We've done it all....progressive crying it out....putting her down awake....putting her down sleepy....putting her down asleep....same routine as her bedtime routine...she is always full, dry, not gassy, and given medicine if her teeth are hurting. She just will.not.sleep.in.her.crib!!!!! And I really want her too. I can't get ANYTHING done around the house if she's sleeping on my bed or on the couch because she will just fall off if she wakes up and I'm not around. I can't do this anymore. Do I keep trying the progressive cry it out method {I will NOT just let her cry for an hour though} Do I just accept the fact that she won't nap in her crib and I will never have that precious time to get stuff done? Is it all my fault because I should have been doing this earlier on in her life and now it's too late??!?! Please, I need advice!!!
Ugh! This stuff is so hard. And every kid is different. Don't be hard on yourself, because it's not like that -- if it wasn't this it would be something else. Especially for the first bunch of months I've always been a big believer of you do whatever it takes to get them to sleep. And then you change it when it's when not working for you anymore. Which is where you are. You and Meredith will figure it out together. Hang in there. What you need is just as important as what she needs.
ReplyDeleteJust to let you know about the ups and downs -- my 22 month old hasn't napped in 10 days! And I'm losing my mind about that, too. Though I think it's just a phase. But there have been plenty of times when he was a super napper, too. Just when you think you've got it down, it changes. :)

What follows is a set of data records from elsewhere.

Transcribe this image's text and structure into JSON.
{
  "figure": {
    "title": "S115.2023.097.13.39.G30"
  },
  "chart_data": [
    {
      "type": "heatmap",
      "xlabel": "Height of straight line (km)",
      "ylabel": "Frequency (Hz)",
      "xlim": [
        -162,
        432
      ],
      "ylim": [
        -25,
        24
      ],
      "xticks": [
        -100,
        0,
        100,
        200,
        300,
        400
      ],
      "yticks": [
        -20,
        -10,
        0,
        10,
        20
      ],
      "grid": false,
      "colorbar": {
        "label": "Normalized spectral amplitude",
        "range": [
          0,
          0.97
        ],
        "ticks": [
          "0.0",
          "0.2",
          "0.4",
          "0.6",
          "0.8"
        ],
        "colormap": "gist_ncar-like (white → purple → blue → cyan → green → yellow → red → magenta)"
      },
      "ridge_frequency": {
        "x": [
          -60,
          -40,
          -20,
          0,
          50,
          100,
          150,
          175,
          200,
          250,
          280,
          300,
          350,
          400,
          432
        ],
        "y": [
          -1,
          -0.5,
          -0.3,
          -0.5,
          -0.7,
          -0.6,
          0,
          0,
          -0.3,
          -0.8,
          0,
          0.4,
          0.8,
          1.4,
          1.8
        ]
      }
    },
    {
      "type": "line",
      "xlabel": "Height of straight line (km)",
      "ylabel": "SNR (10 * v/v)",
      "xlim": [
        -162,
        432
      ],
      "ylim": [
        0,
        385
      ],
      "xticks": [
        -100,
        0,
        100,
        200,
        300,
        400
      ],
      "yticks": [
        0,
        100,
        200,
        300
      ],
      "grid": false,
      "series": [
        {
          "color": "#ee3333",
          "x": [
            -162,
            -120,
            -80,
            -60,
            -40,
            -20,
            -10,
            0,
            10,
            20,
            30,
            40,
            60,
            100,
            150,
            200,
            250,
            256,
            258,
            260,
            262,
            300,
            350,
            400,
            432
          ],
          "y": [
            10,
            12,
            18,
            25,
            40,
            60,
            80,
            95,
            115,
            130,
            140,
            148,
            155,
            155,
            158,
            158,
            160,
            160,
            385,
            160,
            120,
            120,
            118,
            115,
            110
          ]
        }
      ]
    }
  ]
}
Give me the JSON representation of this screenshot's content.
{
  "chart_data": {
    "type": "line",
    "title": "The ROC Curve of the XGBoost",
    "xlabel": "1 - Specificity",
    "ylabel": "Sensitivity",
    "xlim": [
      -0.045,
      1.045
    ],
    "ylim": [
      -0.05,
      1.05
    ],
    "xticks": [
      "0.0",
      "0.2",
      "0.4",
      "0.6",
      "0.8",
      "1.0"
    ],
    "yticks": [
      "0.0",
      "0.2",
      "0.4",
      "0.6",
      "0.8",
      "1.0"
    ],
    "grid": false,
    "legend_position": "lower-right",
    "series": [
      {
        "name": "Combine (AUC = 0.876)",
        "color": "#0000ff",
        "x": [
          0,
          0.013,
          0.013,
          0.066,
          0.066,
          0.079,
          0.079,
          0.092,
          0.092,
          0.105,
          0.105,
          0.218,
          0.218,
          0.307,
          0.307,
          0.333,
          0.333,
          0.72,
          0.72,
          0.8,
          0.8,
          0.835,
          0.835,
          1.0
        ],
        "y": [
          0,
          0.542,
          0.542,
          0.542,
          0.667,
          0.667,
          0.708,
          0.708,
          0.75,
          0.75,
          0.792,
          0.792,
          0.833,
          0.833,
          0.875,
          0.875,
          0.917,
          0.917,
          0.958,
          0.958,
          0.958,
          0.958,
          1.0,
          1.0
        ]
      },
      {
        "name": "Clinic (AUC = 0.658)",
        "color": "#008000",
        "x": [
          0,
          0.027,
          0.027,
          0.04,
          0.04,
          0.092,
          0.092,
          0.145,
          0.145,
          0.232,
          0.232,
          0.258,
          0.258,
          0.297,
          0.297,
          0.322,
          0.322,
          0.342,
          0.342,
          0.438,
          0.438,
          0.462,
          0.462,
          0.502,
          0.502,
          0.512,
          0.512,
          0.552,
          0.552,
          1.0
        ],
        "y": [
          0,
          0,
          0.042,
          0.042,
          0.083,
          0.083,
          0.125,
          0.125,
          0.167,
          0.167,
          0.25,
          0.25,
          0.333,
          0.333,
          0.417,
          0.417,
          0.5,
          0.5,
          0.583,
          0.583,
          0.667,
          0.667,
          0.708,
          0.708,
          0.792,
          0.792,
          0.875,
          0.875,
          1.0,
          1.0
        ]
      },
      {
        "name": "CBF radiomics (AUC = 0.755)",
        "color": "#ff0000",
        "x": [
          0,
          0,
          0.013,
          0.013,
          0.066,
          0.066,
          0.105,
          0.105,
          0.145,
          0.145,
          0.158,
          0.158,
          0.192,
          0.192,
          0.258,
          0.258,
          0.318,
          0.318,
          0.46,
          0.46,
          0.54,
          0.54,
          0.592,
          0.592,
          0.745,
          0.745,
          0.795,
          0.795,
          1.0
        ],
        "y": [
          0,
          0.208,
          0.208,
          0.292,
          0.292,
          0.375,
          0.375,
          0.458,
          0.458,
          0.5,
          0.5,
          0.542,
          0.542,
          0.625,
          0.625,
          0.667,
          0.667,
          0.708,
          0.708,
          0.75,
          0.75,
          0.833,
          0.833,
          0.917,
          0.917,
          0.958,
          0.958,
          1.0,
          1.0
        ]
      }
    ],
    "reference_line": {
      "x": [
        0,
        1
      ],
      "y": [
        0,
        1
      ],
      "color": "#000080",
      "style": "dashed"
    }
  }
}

But you're a good mom. Hang in there.
Oh girl, I'm so sorry!!!! This week has been a horrible napping week for us too! I totally agree that you have to do what works for you, and that what works is ALWAYS changing.
ReplyDeleteUsually, I nurse him to sleep for naps and bedtime, but with his top teeth coming in now, nursing is PAINFUL. We're trying new things. I have to get him to fall asleep on his own now (my mistake for loving that he always drifted asleep on me and stayed asleep for his nap).
Today I tried a semi-cry-it-out method. I usually am against CIO, but it may be what my son needs. He cried when I put him down, so I took a shower (I couldn't hear the crying). I checked on him, hugged and said I loved him, then I finished getting dressed and blow dried my hair (I couldn't hear the crying). Then I calmed him down again and left again. I put laundry in the wash (couldn't hear him crying). I did go up after that to sit by his crib for a while, and we even had some smiles and chuckles. Then I left and made the beds. (could hear him crying, but it wasn't as bad). Finally he fell asleep. This whole thing took an hour. I will do the same thing tomorrow.
I don't know if that helps you or not, but at least you know you're not alone! (each time I went in, I was sure I was going to find him sitting in his vomit, because he was crying so hard he was choking himself up!) Sorry if that was TMI.
p.s. his afternoon nap was in the van today...because I can only stand one fight a day.
That sounds really rough. I hope it gets straightened out and you'll be able to get a sleep pattern down again!
ReplyDeleteNapping is tough! I got borrowed "The No Cry Sleep Solution" from the library and it really helped. A ton. A TON. It does recommend playing in the crib some every day so that she thinks it's a fun place to be... maybe that will help.
ReplyDeleteOne thing I am certain of is that whatever is right for you is the right way to do it.